Biking in the sun with the Leica M10 and Sony a7III
I was tempted to take a week off from Macfilos because of the continuing hot weather, which will be confirmed by readers in the UK. It’s far too tempting to be out in the sun, walking, grabbing the odd shot, instead of sitting behind a desk pounding out blog posts. I’m almost wishing for a day of torrential rain so I can get down to some real work. Still, I’m tempted to take a break later this week. it's a wonder Steve Huff manages to stay so chipper with the heat in Phoenix.
Last Sunday was another blistering day in what so far as been the best summer I can remember. It was the annual motorcycle event at Brooklands Museum and, since I love capturing the detail of motorcycles and their engines, I made the supreme effort of going, despite the muggy heat. I decided the event would be a good opportunity to do some back-to-back testing of manual focus lenses with the aid of an electronic viewfinder. It was also a full-frame fest with the Leica M10 and the Sony a7III.
To provide a choice of focal two lengths, I mounted the Voigtländer 40mm Nokton f/1.2 on the Sony and the 75mm Apo-Summicron f/2 on the Leica. The Leica was also wearing the Visoflex EVF to provide a similar experience to using the Sony. With the 75mm and longer focal lengths, I find using the EVF is easier than the rangefinder since it’s easy to forget to keep the scene within the rather small 75mm framelines. The bigger frame of the EVF makes the job easier, all things being equal.

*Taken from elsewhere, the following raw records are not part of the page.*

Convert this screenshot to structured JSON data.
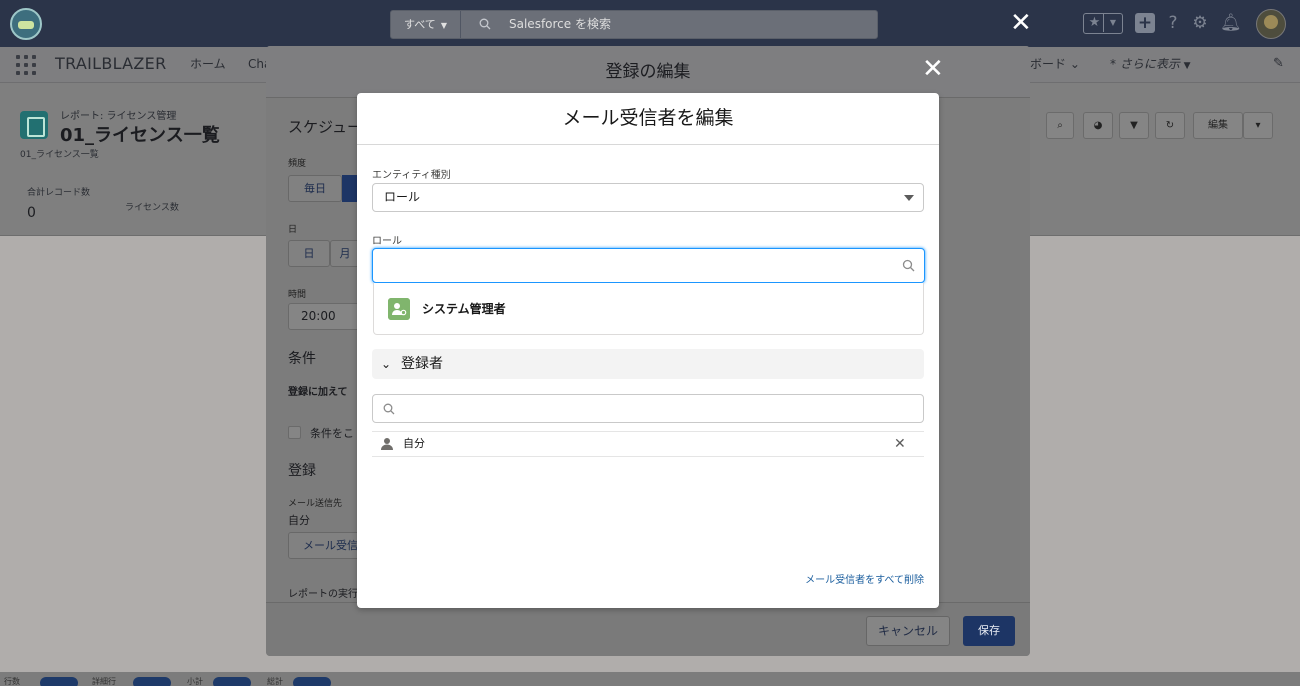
{
  "top": {
    "search_scope": "すべて",
    "search_placeholder": "Salesforce を検索"
  },
  "nav": {
    "app_name": "TRAILBLAZER",
    "home": "ホーム",
    "partial_tab": "Cha",
    "dashboard_partial": "ボード",
    "more": "* さらに表示"
  },
  "report": {
    "crumb": "レポート: ライセンス管理",
    "title": "01_ライセンス一覧",
    "subtitle": "01_ライセンス一覧",
    "record_count_label": "合計レコード数",
    "record_count": "0",
    "license_label": "ライセンス数",
    "edit_button": "編集"
  },
  "outer_modal": {
    "title": "登録の編集",
    "schedule_heading": "スケジュー",
    "frequency_label": "頻度",
    "frequency_daily": "毎日",
    "day_label": "日",
    "day_btn": "日",
    "month_btn": "月",
    "time_label": "時間",
    "time_value": "20:00",
    "conditions_heading": "条件",
    "conditions_text": "登録に加えて",
    "conditions_checkbox": "条件をこ",
    "subscribe_heading": "登録",
    "mail_to_label": "メール送信先",
    "mail_to_value": "自分",
    "mail_recipient_btn": "メール受信",
    "report_exec": "レポートの実行",
    "cancel": "キャンセル",
    "save": "保存"
  },
  "inner_modal": {
    "title": "メール受信者を編集",
    "entity_label": "エンティティ種別",
    "entity_value": "ロール",
    "role_label": "ロール",
    "role_option": "システム管理者",
    "subscribers_title": "登録者",
    "subscriber_name": "自分",
    "remove_all": "メール受信者をすべて削除"
  },
  "bottom": {
    "t1": "行数",
    "t2": "詳細行",
    "t3": "小計",
    "t4": "総計"
  },
  "colors": {
    "brand_dark": "#2b3449",
    "save_btn": "#1d3565",
    "focus_blue": "#1b96ff",
    "link": "#1b5e9e"
  }
}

In general, however, I much prefer using the M10 in rangefinder mode; it seems quicker to achieve focus. And, after experiencing more modern and snappy EVFs such as those in the Leica SL, Panasonic Lumix G9 and the latest Sonys the performance of the Leica Visoflex (which was probably designed four years ago and came to the market with the original Leica TL in 2015) is now poor. In particular, there is a frustratingly long blackout after every shot. It’s probably less than a second but feels more like three seconds. The Sony’s viewfinder, by contrast, is bigger, brighter and the blackout following a shot is so short that it is virtually undetectable.
I had installed the latest M10 firmware and the camera is now able to report a full set of exposure details, including a very good estimate of the chosen aperture.

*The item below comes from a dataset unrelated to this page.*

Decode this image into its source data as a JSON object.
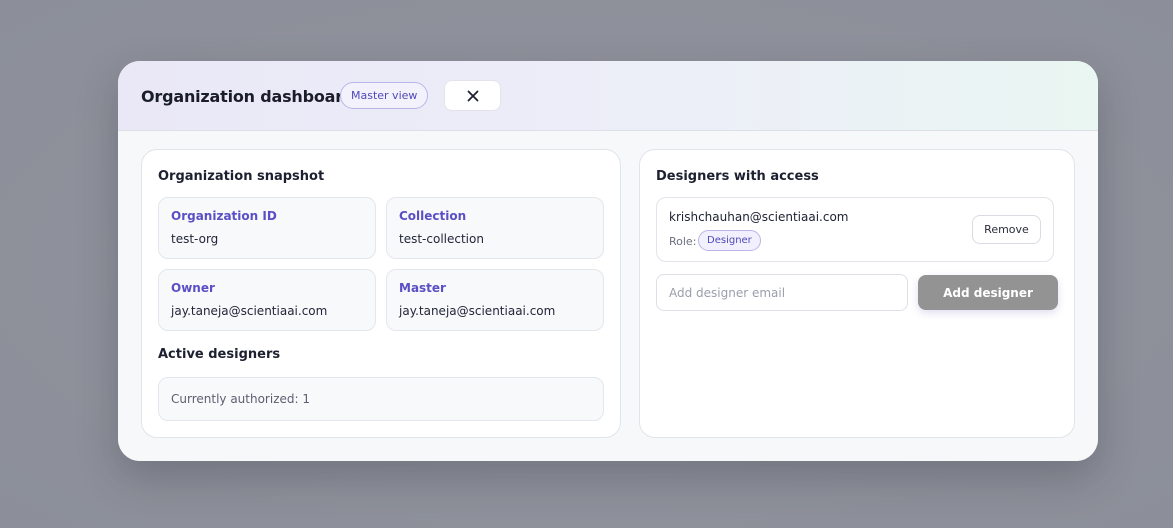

The Voigtländer Nokton is the E-mount version which works impeccably with the Sony. Not only does it transmit full exposure details to the camera, it senses movement in the focus ring to bring up focus aids — which in my case, by choice, is magnification only. The experience with the M10 and the 75mm f/2 is similar in that movement of the focus ring brings up magnification. It’s worth bearing in mind that only Leica rangefinders can perform this trick. If you use a manual Leica-M lens on any other mirrorless camera, including the Sony, the SL and the CL, it is necessary to initiate focus aids by pressing a button. It’s a complication that I can do without — so Sunday's experience was made a lot easier by the choice of cameras.
The Sony and the Nokton-E turned out to be much easier to handle, quicker to focus and ergonomically perfect. However, while the M10 with the Visoflex is a bit of a kludge and cannot compare with the Sony experience, the Visoflex does have one important trick — it can be tilted upwards for the TLR-style view which is particularly useful for capturing low scenes such as the motorcycle engines in this article.

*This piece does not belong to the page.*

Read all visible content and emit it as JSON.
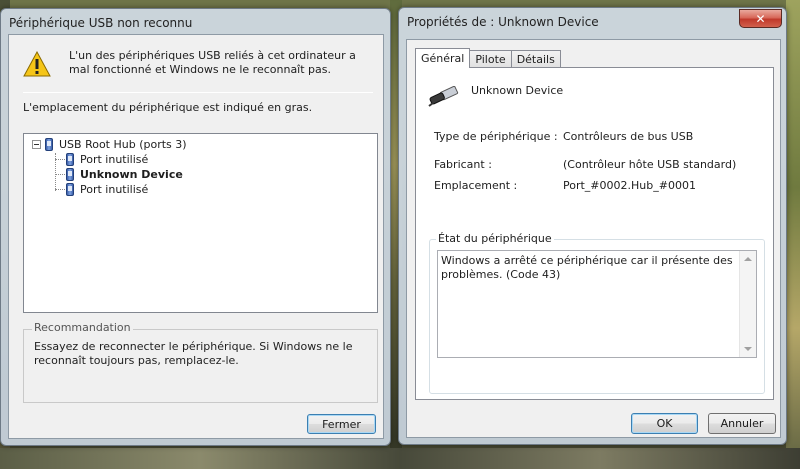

At the end of the session I was dismayed by the lacklustre performance of the ageing Visoflex. It just cannot compare with the latest finders. In practice, apart from that tilting trick, I much prefer using the M10 with the rangefinder. I think I would have enjoyed the experience much more.
The Sony A7III continues to impress with its performance, even though I have not tried it with any autofocus lenses. I’ve used it with a number of M-mount lenses, including the 21mm Super-Elmar and the compact 50mm Zeiss f/1.5 Sonnar and have no complaints. I’ve heard reports of incompatibility with some older (especially wider) lenses, but I am quite happy. The only snag, as I highlighted earlier, is that you need to press a button (which you can choose and programme) to bring up the magnification. That said, the viewfinder of the Sony is so bright and usable that magnification is not as necessary as it is with the Visoflex.
I love manual focus lenses and thoroughly enjoy using M lenses on both the rangefinder (especially) and on mirrorless cameras from m4/3 up to the SL. But the integration of the Voigtländer Nokton (and the 65mm f/2 Macro Apo-Lanthar which I am also using) is just sublime. While both these E-mount lenses are large in comparison with equivalent M-mount lenses, the ease of use with the Sony’s EVF is in a different league.
As for the Leica Visoflex, it is now outgunned on all fronts. It is hard to see how it can hold out for the current M10 life cycle. Since there is no proprietary plug (as there was on the M240) it should be possing for Leica to introduce a much-improved version of the Visoflex for use with the M10. It is needed.